Mar 6, 2014

Gown from Rijksmuseum



Rijksmuseum in Amsterdam

I've been waiting a while to make a copy of this 1811-1815 dress and yesterday my custom printed fabric arrived I bought the barest minimum so have to be careful I don't waste any.
I'm still working out the hem. Have sent an email to the museum, but not sure if they will answer. In the meantime I've started playing around with the possibility the piping is made from the dress fabric as tucks, and not as applied roleaux. Anyway, the experiments will continue until I'm sure.
Testing out the thin piping at the bottom

I've taken a snapshot of the fabric and then blown it up on screen until it was the same size as the fabric in front of me - trying to find the correct proportions of the piping - it is really quite thick. I've fold the fabric and pinned - it almost looks possible. Will need to find a thick cord to play around with.

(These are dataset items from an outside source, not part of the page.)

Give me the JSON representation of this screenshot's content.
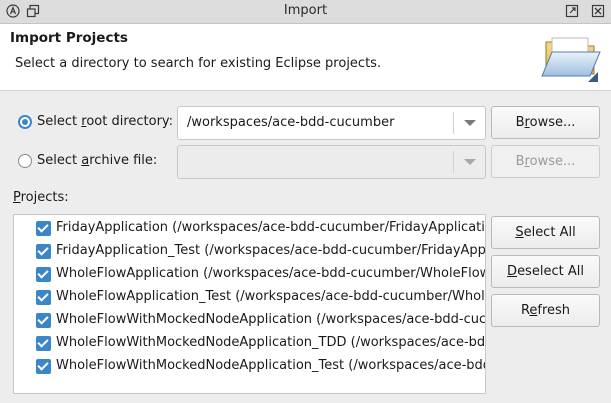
{
  "window": {
    "title": "Import"
  },
  "header": {
    "title": "Import Projects",
    "description": "Select a directory to search for existing Eclipse projects."
  },
  "root_dir": {
    "label_pre": "Select ",
    "label_ul": "r",
    "label_post": "oot directory:",
    "value": "/workspaces/ace-bdd-cucumber",
    "selected": true
  },
  "archive": {
    "label_pre": "Select ",
    "label_ul": "a",
    "label_post": "rchive file:",
    "value": "",
    "selected": false
  },
  "buttons": {
    "browse1_pre": "B",
    "browse1_ul": "r",
    "browse1_post": "owse...",
    "browse2_pre": "B",
    "browse2_ul": "r",
    "browse2_post": "owse...",
    "select_all_ul": "S",
    "select_all_post": "elect All",
    "deselect_all_ul": "D",
    "deselect_all_post": "eselect All",
    "refresh_pre": "R",
    "refresh_ul": "e",
    "refresh_post": "fresh"
  },
  "projects": {
    "label_pre": "",
    "label_ul": "P",
    "label_post": "rojects:",
    "items": [
      {
        "text": "FridayApplication (/workspaces/ace-bdd-cucumber/FridayApplication)",
        "checked": true
      },
      {
        "text": "FridayApplication_Test (/workspaces/ace-bdd-cucumber/FridayApplication_Test)",
        "checked": true
      },
      {
        "text": "WholeFlowApplication (/workspaces/ace-bdd-cucumber/WholeFlowApplication)",
        "checked": true
      },
      {
        "text": "WholeFlowApplication_Test (/workspaces/ace-bdd-cucumber/WholeFlowApplication_Test)",
        "checked": true
      },
      {
        "text": "WholeFlowWithMockedNodeApplication (/workspaces/ace-bdd-cucumber/WholeFlowWithMockedNodeApplication)",
        "checked": true
      },
      {
        "text": "WholeFlowWithMockedNodeApplication_TDD (/workspaces/ace-bdd-cucumber/WholeFlowWithMockedNodeApplication_TDD)",
        "checked": true
      },
      {
        "text": "WholeFlowWithMockedNodeApplication_Test (/workspaces/ace-bdd-cucumber/WholeFlowWithMockedNodeApplication_Test)",
        "checked": true
      }
    ]
  },
  "colors": {
    "accent": "#3b86c9"
  }
}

Another thought through my head is that the grid section is sewn together, with an inserted piped cord made from plain ivory cotton, sticking out the front. But surely that would waste fabric? The piping is so pale compared to the rest of the fabric - is it just time and age that has done this? My brand new fabric is quite dark.

When I look up really close I can see vertical stripes in the piping - that is what is confusing me - its like they are still there but almost invisible. Also the fabric is still there behind them with the vertical stripes but the horizontals have gone - would they just cut them away or are they concealed in the piping like my rough pin up shows? Arghh! brain drain......

The piping looks like it is a rolled cord, or a whip stitch gather has been used - it looks just like the edge of some of my trims.


The cuff is even larger cord than the hem - I enlarged the picture to look at the cuff and then took a snap of the hem at the same resolution.